NOTHING IS EVER as it happens in Shakespeare, especially not in The Taming of the Shrew. Fumbling tutors are revealed to be bumbling lovers, sly lovers to be slyer servants and witty servants to be wise old men. Baptista Minola, a patriarch from Padua, thinks his problems are solved when he tells the suitors of his submissive daughter Bianca that she cannot be married before they find a husband for her "shrewish" sister Kate. But problems are never entirely eliminated in comedies. They are only, humorously, compounded. When Kate, the shrew, finishes the play as a lady and Bianca, the lady, is unmasked as the true shrew, the switch testifies to the natural comic order of things. And in doing so, it rescues this early Shakespeare from pure farce.
Like a play within a play, any production of this work turns on the final understanding between Petruchio and his tamed shrew. She may finish by agreeing with her husband that a woman's duty is to be a "most patient, sweet, and virtuous wife." Call this a medieval Kate. Or, having been frozen, starved and exhausted by her dauntless husband, she may cry out like a trapped and beaten Kate. In recent years she has been played as an ironic Kate, addressing her last speech, on the submission of wives, directly to the audience as a private joke. Or she may soften, ending up as a loved and loving Kate who has deftly fashioned a new self-image. She may be any of these things--and, in the best productions, is probably all-but she must be a Kate who reveals her capacity for change as well as she conceals it.
ALTHOUGH PUNCTUATED with terrific bangs of comic energy, the current Winthrop House production of The Taming of the Shrew trips and falls over the unmasking of its Kate. By accenting the fast-biting moments of Elizabethan wit, director Leah Rosovsky has left the meaning of the play unclear. The actors, dressed in a hodge-podge of costumes and too often blocked like isolated commentators on the action, come up each with their own interpretations. Jennifer Marre's shrew submits to her husband with an attempt at audience-directed irony. But Jonathan Epstein's Petruchio tries to woo her sincerely with love. Meanwhile the rest of the cast treats their courtship as a thoroughly entertaining battle of wills--a relationship would not be believed even if it could be explained. The audience is left to guess why, in the final festive scene, Kate is the only wife to come obediently at her husband's bidding.

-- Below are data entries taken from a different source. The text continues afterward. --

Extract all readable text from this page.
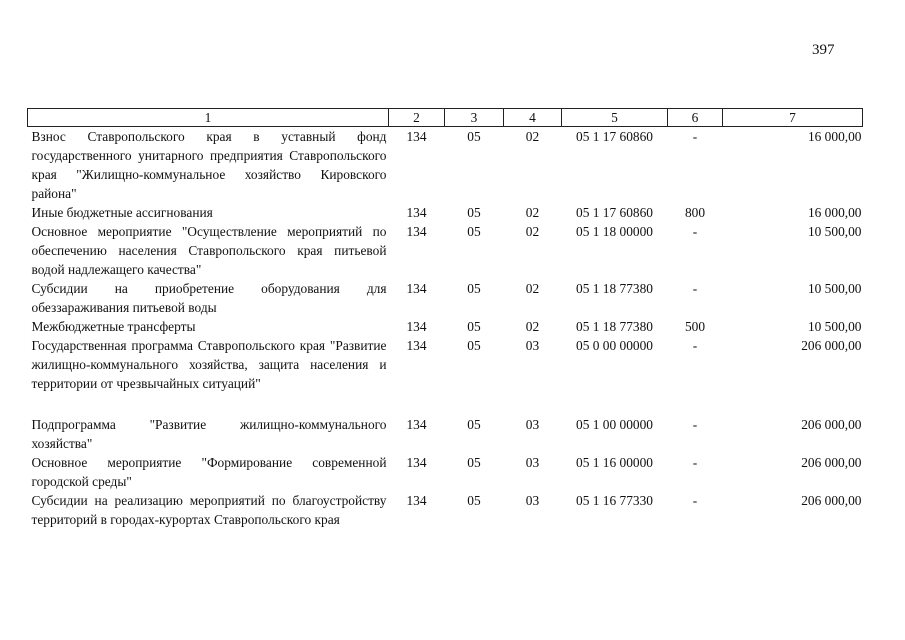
397
1	2	3	4	5	6	7
Взнос Ставропольского края в уставный фонд государственного унитарного предприятия Ставропольского края "Жилищно-коммунальное хозяйство Кировского района"	134	05	02	05 1 17 60860	-	16 000,00
Иные бюджетные ассигнования	134	05	02	05 1 17 60860	800	16 000,00
Основное мероприятие "Осуществление мероприятий по обеспечению населения Ставропольского края питьевой водой надлежащего качества"	134	05	02	05 1 18 00000	-	10 500,00
Субсидии на приобретение оборудования для обеззараживания питьевой воды	134	05	02	05 1 18 77380	-	10 500,00
Межбюджетные трансферты	134	05	02	05 1 18 77380	500	10 500,00
Государственная программа Ставропольского края "Развитие жилищно-коммунального хозяйства, защита населения и территории от чрезвычайных ситуаций"	134	05	03	05 0 00 00000	-	206 000,00

Подпрограмма "Развитие жилищно-коммунального хозяйства"	134	05	03	05 1 00 00000	-	206 000,00
Основное мероприятие "Формирование современной городской среды"	134	05	03	05 1 16 00000	-	206 000,00
Субсидии на реализацию мероприятий по благоустройству территорий в городах-курортах Ставропольского края	134	05	03	05 1 16 77330	-	206 000,00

Much of the confusion is Marre's fault. Her Kate is as easily distracted, inconsistent and uncontrollably violent as a child. Although she begins with a convincing psychological blend of jealousy (towards her sister) and craving (for Baptista's love), Marre fails to weld any emotional links. After her meeting with Petruchio, the first man who has ever silenced her--he answers her rails with songs and her frowns with eloquence--she is completely unimpressed. And when, after their hasty wedding, Petruchio determines to go home to the country, either with or without her, Marre vacillates too thoughtlessly between yielding and asserting her rights.

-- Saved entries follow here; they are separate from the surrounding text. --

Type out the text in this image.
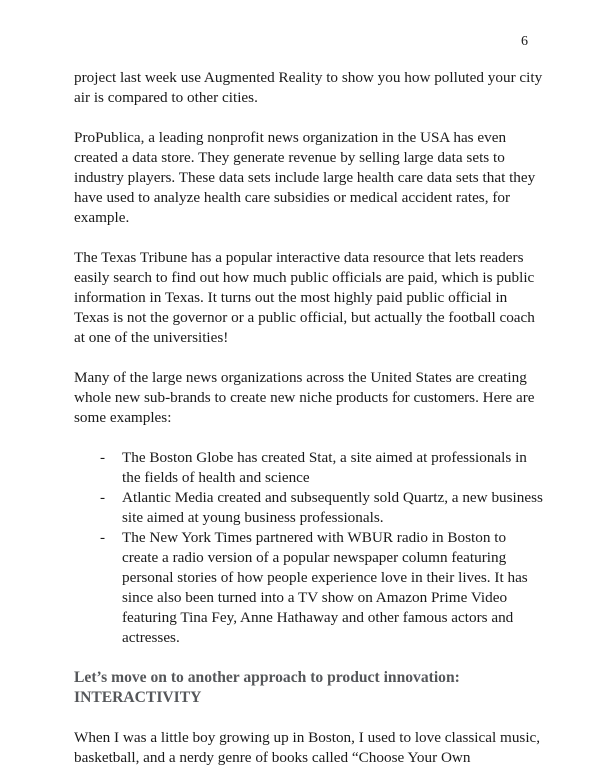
6

project last week use Augmented Reality to show you how polluted your city air is compared to other cities.

ProPublica, a leading nonprofit news organization in the USA has even created a data store. They generate revenue by selling large data sets to industry players. These data sets include large health care data sets that they have used to analyze health care subsidies or medical accident rates, for example.

The Texas Tribune has a popular interactive data resource that lets readers easily search to find out how much public officials are paid, which is public information in Texas. It turns out the most highly paid public official in Texas is not the governor or a public official, but actually the football coach at one of the universities!

Many of the large news organizations across the United States are creating whole new sub-brands to create new niche products for customers. Here are some examples:

- The Boston Globe has created Stat, a site aimed at professionals in the fields of health and science
- Atlantic Media created and subsequently sold Quartz, a new business site aimed at young business professionals.
- The New York Times partnered with WBUR radio in Boston to create a radio version of a popular newspaper column featuring personal stories of how people experience love in their lives. It has since also been turned into a TV show on Amazon Prime Video featuring Tina Fey, Anne Hathaway and other famous actors and actresses.
Let’s move on to another approach to product innovation:
INTERACTIVITY

When I was a little boy growing up in Boston, I used to love classical music, basketball, and a nerdy genre of books called “Choose Your Own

Indirectly, Kate depends for her motivation on the cruelties of Baptista, Bianca and Bianca's suitors. But the Winthrop House actors play these parts with such exaggerated gestures that their deeper intents are not even revealed, much less frightening. Antonio Dajer's Baptista is a put upon father who never manages to rule Marre's Kate. Lois Rosenberg treats Bianca's duplicity as a child's game. And Kerry Konrad and Stephen Toope play the suitors, Lucentio and Hortensio, with surface flair but little depth. When one ends up with Bianca and the other with a willful widow, the marriages strike one not as unfortunate mistakes but merely as their just deserts.
Yet the production, like a comic character, somersaults after its stumble and, standing again, brushes itself off, relatively unharmed. One reason for this is the broad comic talents of three of the actors. John Bacquie intelligently plays Gremio, Bianca's overaged suitor. Richard Price (as Lucentio's impersonating servant Tranio) effortlessly outwits better men. And John Cooper turns in a commanding performance as Grumio, Petruchio's spluttering servant. His attempt to unpeel layers and layers of clothing while telling the story of Petruchio's and Kate's trek through the snow, practically steals the production.

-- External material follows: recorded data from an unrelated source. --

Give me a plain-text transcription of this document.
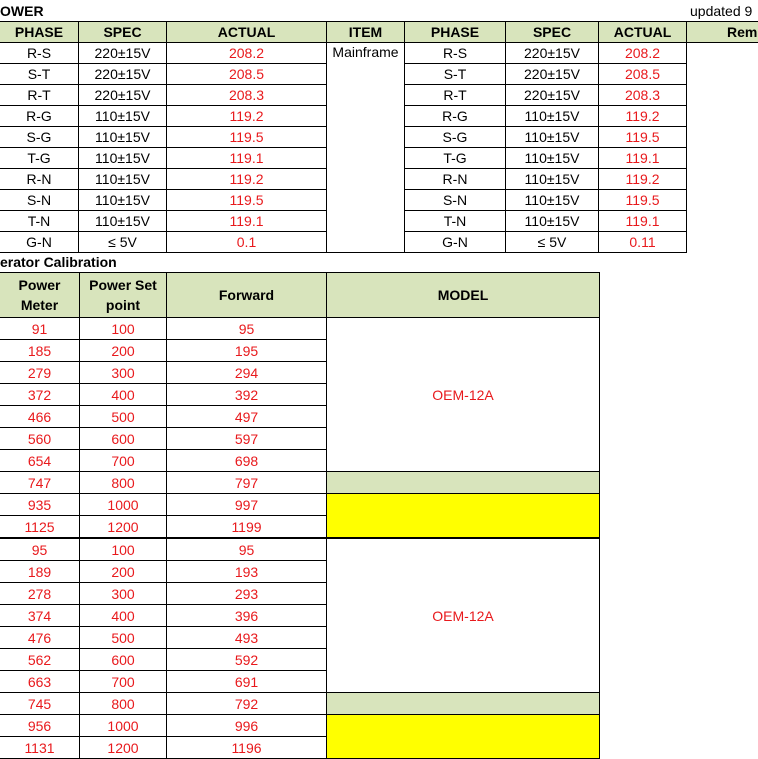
OWER	updated 9
PHASE	SPEC	ACTUAL	ITEM	PHASE	SPEC	ACTUAL	Rem
R-S	220±15V	208.2	Mainframe	R-S	220±15V	208.2	
S-T	220±15V	208.5		S-T	220±15V	208.5	
R-T	220±15V	208.3		R-T	220±15V	208.3	
R-G	110±15V	119.2		R-G	110±15V	119.2	
S-G	110±15V	119.5		S-G	110±15V	119.5	
T-G	110±15V	119.1		T-G	110±15V	119.1	
R-N	110±15V	119.2		R-N	110±15V	119.2	
S-N	110±15V	119.5		S-N	110±15V	119.5	
T-N	110±15V	119.1		T-N	110±15V	119.1	
G-N	≤ 5V	0.1		G-N	≤ 5V	0.11	
erator Calibration
Power Meter	Power Set point	Forward	MODEL
91	100	95	OEM-12A
185	200	195	
279	300	294	
372	400	392	
466	500	497	
560	600	597	
654	700	698	
747	800	797	
935	1000	997	
1125	1200	1199	
95	100	95	OEM-12A
189	200	193	
278	300	293	
374	400	396	
476	500	493	
562	600	592	
663	700	691	
745	800	792	
956	1000	996	
1131	1200	1196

The other reason for this recovery lies in Epstein's Petruchio. The sheer power of his voice manages to contain all of the potentially explosive elements in the play. Epstein, who appears to know how every line of his part has ever been read, is as challenging, excited, scheming, pig-headed, ironic, reflective and ultimately loving as he demands his Kate to be.
Still, even Epstein seems to struggle a bit with the burden; his presence seems too large for the Winthrop House stage. By matching every speech with a particular movement, Epstein's Petruchio is a hint too self-assured and a touch too calculated. He seems to know how this comedy will end from the start.
But Epstein's gargantuan struggles were not foist upon him entirely by the confusions in this production. Modern struggles have set into motion the languages and interpretations of Shakespeare's original play. The Taming of the Shrew unmasks the war between the sexes. And the battle in the Winthrop House production is as overheated, occasionally humorous and still unresolved as our own.